These were supposed to be cookies. This recipe makes me very frustrated. What am I supposed to do with 30 or so biscuits (I doubled the recipe)? Luckily, a friend of mine will take many of them.
I got this recipe from Reader's Digest's Cookies: 1,001 Mouthwatering Recipes from around the World. That's right, they came from a cookie cookbook. The recipe was called "buttermilk cookies." They were cutouts, and I had some buttermilk to use, so I thought it'd be good for Walter's office.
Well, first off, I had to add another half cup of flour just to get the dough even close to thick enough to roll. Then, when I took them out of the oven, they had puffed up quite a bit, which surprised me.
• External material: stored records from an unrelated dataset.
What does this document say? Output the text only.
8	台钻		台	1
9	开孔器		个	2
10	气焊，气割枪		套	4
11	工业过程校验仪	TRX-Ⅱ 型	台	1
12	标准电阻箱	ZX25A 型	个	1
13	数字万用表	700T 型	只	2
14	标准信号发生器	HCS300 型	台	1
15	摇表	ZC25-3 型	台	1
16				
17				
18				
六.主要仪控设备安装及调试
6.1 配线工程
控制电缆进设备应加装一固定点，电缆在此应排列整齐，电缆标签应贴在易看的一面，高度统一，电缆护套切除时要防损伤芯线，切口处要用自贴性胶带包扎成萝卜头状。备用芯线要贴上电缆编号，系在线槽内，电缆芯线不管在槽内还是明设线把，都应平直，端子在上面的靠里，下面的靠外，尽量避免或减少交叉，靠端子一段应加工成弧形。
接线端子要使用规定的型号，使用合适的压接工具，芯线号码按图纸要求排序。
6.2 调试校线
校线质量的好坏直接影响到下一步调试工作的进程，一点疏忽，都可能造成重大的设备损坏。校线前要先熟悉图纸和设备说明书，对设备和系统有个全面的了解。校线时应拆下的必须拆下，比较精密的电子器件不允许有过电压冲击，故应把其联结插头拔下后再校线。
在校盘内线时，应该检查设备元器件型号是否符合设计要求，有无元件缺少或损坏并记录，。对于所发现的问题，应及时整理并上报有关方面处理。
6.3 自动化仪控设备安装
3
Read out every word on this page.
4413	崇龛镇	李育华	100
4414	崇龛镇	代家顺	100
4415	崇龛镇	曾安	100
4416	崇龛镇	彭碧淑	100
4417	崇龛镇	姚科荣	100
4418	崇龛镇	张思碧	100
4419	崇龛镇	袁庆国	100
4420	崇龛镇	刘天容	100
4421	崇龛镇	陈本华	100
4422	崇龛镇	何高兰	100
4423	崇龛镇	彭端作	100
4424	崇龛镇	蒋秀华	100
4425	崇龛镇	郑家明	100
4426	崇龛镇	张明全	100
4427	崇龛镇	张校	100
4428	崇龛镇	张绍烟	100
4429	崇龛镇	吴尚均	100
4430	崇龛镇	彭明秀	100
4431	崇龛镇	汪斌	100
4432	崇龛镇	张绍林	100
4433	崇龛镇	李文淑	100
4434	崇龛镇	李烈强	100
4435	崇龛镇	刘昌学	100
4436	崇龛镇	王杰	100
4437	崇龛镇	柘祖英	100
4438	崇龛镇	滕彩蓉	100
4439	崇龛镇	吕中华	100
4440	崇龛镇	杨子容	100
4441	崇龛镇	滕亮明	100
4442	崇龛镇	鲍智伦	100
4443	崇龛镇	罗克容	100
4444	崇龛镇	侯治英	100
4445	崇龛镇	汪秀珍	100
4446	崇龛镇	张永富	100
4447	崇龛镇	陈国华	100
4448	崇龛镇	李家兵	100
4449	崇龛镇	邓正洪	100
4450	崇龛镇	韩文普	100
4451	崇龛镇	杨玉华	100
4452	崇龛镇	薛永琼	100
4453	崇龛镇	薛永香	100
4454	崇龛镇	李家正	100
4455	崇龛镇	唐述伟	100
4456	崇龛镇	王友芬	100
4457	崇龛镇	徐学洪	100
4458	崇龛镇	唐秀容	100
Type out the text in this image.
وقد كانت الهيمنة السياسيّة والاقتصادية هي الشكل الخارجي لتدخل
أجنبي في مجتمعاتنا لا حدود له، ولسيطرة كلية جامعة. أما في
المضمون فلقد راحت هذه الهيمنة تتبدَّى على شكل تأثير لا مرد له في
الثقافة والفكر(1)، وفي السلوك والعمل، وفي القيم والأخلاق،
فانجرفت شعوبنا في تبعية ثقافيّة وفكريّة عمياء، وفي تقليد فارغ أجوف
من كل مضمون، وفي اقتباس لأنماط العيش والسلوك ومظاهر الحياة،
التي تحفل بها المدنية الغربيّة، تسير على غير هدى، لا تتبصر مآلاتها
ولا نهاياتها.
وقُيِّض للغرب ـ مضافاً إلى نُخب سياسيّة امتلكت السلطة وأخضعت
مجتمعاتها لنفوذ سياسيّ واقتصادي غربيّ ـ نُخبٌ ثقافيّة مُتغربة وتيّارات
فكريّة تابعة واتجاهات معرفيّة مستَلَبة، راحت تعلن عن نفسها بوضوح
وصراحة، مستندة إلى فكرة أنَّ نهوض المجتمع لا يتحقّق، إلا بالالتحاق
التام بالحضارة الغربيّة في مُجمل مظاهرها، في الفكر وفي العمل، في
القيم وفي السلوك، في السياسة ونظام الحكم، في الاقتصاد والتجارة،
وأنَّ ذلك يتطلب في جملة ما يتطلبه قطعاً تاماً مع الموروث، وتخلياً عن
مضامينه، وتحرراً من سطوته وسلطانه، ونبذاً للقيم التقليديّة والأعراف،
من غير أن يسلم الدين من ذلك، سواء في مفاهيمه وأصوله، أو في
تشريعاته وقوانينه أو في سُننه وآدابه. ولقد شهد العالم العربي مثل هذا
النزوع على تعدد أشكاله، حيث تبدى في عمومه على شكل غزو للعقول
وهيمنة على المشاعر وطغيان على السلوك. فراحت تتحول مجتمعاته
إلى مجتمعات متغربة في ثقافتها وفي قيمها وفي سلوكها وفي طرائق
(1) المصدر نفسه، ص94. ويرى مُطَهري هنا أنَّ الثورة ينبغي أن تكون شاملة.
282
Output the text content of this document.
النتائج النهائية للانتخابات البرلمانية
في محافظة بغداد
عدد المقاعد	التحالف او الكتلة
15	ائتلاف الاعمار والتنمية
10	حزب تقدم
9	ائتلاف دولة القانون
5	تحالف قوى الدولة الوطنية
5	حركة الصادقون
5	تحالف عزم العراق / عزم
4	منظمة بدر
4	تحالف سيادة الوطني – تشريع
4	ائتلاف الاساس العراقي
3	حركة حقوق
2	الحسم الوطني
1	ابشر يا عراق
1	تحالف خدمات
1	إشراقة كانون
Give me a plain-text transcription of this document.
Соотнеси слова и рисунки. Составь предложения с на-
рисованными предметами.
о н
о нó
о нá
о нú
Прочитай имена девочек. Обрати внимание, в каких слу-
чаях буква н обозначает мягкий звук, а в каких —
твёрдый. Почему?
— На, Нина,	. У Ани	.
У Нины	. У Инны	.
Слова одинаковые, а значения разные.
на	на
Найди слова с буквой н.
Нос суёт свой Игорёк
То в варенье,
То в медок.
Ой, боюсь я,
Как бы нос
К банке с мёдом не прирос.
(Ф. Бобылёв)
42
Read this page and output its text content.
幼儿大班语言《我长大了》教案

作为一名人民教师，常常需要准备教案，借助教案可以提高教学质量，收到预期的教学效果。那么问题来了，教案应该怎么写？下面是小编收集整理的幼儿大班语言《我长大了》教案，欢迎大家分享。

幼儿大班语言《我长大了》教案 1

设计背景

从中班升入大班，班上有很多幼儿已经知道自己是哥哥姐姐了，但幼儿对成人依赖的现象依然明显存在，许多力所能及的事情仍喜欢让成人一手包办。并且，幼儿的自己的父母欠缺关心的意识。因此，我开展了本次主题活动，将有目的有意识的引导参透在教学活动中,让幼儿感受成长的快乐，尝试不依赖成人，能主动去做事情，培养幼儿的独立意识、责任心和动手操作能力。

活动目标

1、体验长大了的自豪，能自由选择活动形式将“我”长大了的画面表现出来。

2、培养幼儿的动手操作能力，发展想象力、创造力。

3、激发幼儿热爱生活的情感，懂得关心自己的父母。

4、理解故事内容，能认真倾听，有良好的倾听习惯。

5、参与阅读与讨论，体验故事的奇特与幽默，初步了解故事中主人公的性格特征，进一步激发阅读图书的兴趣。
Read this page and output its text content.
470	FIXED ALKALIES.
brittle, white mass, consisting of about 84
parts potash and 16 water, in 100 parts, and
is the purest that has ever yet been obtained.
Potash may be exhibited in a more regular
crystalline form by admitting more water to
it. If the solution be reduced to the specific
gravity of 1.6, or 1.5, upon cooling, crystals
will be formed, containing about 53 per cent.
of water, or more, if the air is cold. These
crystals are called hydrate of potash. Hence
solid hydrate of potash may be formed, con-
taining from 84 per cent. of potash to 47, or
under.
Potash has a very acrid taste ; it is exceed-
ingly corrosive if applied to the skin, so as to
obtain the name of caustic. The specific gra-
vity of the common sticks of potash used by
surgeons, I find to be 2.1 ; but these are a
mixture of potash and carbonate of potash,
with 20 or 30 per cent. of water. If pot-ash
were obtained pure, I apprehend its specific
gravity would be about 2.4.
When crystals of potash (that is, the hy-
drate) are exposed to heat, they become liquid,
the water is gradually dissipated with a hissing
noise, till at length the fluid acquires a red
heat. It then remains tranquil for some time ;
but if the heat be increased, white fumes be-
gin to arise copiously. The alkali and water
I tasted one, and it tasted like a biscuit. Not a cookie. So while the recipe was delicious, it was not a cookie at all.
This also explains why I made heart-shaped biscuits.
However, after looking over the recipe again, it occurs to me that I added 1/3 cup buttermilk instead of the 3/4 cup they called for. Could that have made the difference? Would they hav been cookies instead if I hadn't goofed that? I think the extra liquid would have meant that I needed even MORE flour to get them to cooperate. Ugh.
-1 cup all-purpose flour (I used 1 cup plus 2 Tablespoons cake flour and had to add another 1/2 cup cake flour)
-1 teaspoon baking powder
-1/2 teaspoon baking soda
-1/8 teaspoon salt
-1/3 cup butter, cut up
-2 Tablespoons sugar
-3/4 cup buttermilk (I used 1/3 cup)
1. Preheat oven to 350.
2. Sift flour, baking powder, baking soda, and salt into a large bowl. Stir in sugar.
3. Cut butter into dry mixture until the mixture resembles fine crumbs. Stir in buttermilk.
4. Roll out on a a lightly floured surface to 1/2 inch thickness(Since they are more biscuits than cookies, rolling it to about an inch thickness is what I recommend)
5. Using a 2-inch cookie cutter, cut cookies from dough, rolling scraps and repeating until all dough is used.
6. Place on baking sheet 1 inch apart and bake for 5 to 10 minutes, or until lightly browned.